Both became infected while caring for a Liberian patient, Thomas Eric Duncan, at Texas Health Presbyterian Hospital Dallas.
The second woman should not have boarded a domestic flight in the days before she was diagnosed, though there was an "extremely low likelihood" that she could have infected fellow travelers, said Thomas Frieden, the head of the US Centers for Disease Control and Prevention.
"She was in a group of individuals known to have exposure to Ebola.
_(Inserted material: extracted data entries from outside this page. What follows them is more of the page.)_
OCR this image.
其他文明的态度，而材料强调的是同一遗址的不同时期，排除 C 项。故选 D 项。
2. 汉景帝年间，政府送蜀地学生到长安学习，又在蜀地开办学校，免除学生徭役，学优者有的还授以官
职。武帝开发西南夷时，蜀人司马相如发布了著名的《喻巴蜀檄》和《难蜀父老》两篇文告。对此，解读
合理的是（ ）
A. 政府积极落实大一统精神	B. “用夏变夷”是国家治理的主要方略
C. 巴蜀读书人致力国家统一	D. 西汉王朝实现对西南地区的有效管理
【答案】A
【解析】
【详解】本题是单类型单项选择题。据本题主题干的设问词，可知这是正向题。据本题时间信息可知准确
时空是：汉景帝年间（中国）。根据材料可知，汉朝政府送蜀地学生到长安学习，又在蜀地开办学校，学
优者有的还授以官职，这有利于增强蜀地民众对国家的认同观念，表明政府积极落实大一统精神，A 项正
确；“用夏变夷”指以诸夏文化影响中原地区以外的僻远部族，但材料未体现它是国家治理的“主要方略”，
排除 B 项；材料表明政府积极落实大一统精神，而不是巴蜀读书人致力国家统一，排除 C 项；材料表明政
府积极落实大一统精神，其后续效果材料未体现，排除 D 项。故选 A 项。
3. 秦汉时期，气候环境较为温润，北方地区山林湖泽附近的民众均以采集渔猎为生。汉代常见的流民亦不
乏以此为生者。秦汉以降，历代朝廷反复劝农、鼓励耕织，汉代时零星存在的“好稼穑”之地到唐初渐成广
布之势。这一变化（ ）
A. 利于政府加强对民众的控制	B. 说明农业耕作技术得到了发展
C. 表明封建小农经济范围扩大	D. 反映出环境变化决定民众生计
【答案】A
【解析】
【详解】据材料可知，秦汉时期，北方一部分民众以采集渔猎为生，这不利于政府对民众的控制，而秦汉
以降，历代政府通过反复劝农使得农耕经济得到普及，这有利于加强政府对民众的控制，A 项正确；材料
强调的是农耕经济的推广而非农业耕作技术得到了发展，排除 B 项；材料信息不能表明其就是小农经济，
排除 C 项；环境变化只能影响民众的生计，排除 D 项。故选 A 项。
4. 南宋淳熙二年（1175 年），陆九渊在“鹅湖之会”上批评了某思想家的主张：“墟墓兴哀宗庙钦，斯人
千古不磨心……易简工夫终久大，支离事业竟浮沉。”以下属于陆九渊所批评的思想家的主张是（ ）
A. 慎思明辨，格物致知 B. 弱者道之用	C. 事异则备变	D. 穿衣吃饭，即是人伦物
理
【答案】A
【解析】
She should not have traveled on a commercial airline," Frieden told reporters.
He also noted that the woman was self-monitoring for signs of Ebola symptoms, and that she found her temperature to be 99.5 -- short of the 100.4 fever threshold that would have required her to seek medical care given her recent exposure to an Ebola patient -- but that her colleague's diagnosis was not yet known when she boarded the plane.
"At that point it was not yet known that there had been exposures in the care of the patient," Frieden said.
She discovered she had a fever on Tuesday and was immediately isolated in a hospital. Her diagnosis was announced Wednesday.
"She did not vomit. She was not bleeding. So the level of risk of people around her would be extremely low, but because of that extra margin of safety we will be contacting them all."
The CDC is seeking to interview 132 people who took the same Frontier Airlines flight as the woman on October 13 from Ohio to Texas.
The first person to receive an Ebola infection in the United States, Nina Pham, is a nurse at the same hospital who also became ill after treating Duncan, who died of the virus on October 8.
Both had extensive contact with Duncan from September 28 until September 30, when he was diagnosed with Ebola. He was vomiting and had diarrhea during that time, Frieden said.